Os autores da pesquisa do CDC afirmaram que a ansiedade e a depressão se mostraram rotineiras entre os profissionais da área.

Outra pesquisa de 2019 apontou que as causas poderiam ser, entre outros fatores, o acesso facilitado a um medicamento usado para a eutanásia dos animais.

Já na Austrália, um estudo divulgado em 2022 pela ONG Love Your Pet, Love Your Vet mostrou que a taxa de suicídio entre veterinários era quatro vezes mais alta do que a média no país e revelou que 78% dos donos dos animais, também chamados de tutores, não sabiam disso.

A pesquisa VetsSurvey de 2021 concluiu que Portugal é o país do mundo com o maior nível de estresse na área veterinária, atingindo cerca de 87% dos profissionais.

Argentina (79%), Brasil (74%), Estados Unidos (71%) e Reino Unido (70%) vieram em seguida. A média mundial ficou em 65%.

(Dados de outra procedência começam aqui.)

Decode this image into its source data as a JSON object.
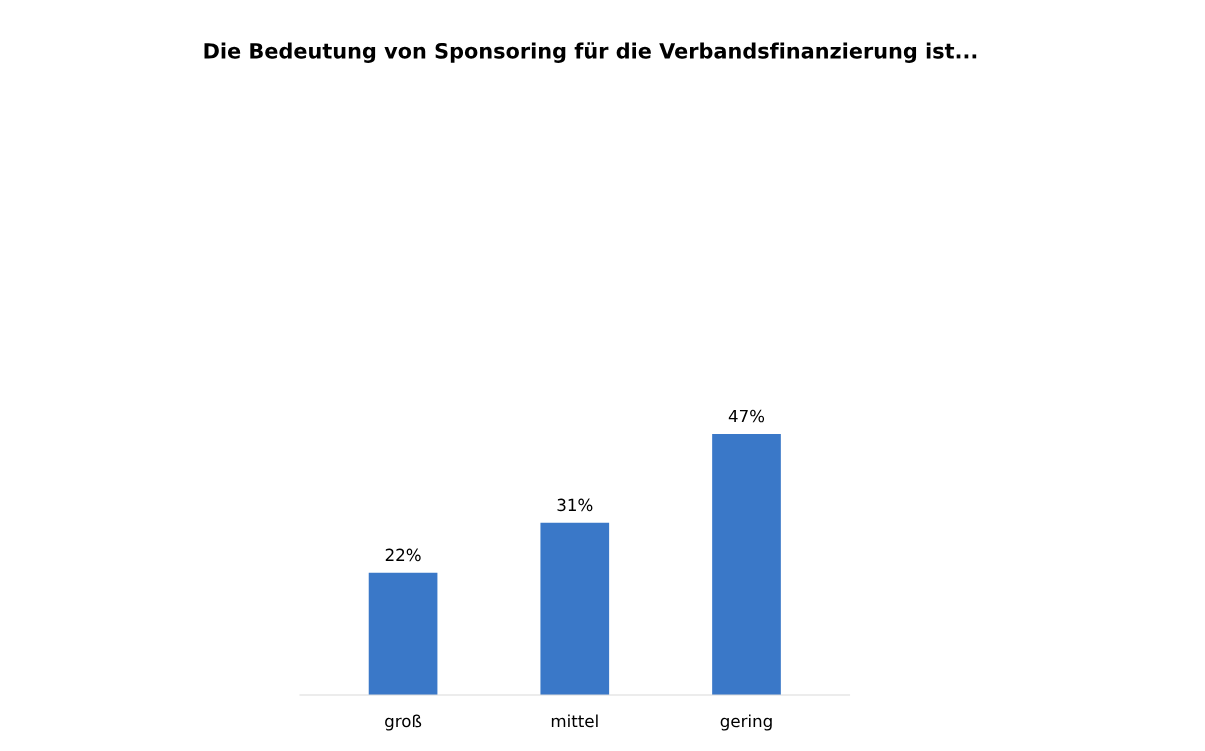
{
  "chart_data": {
    "type": "bar",
    "title": "Die Bedeutung von Sponsoring für die Verbandsfinanzierung ist...",
    "categories": [
      "groß",
      "mittel",
      "gering"
    ],
    "values": [
      22,
      31,
      47
    ],
    "value_labels": [
      "22%",
      "31%",
      "47%"
    ],
    "color": "#3a78c8",
    "grid": false,
    "legend": false
  }
}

No Brasil, a psicóloga Bianca Stevanin Gresele estudou, durante seu doutorado na Pontifícia Universidade Católica de São Paulo (PUC-SP), os fatores de risco para a saúde mental de veterinários clínicos que atendem e fazem cirurgias em pequenos animais, como cães e gatos.

Cerca de 43% dos formados trabalha nesta área da veterinária, segundo o relatório Demografia da Medicina Veterinária do Brasil 2022.

Segundo a psicóloga, os três principais fatores de estresse na profissão são o desgaste emocional com atendimentos, lidar com tutores emocionalmente abalados e equilibrar a vida pessoal com a profissional.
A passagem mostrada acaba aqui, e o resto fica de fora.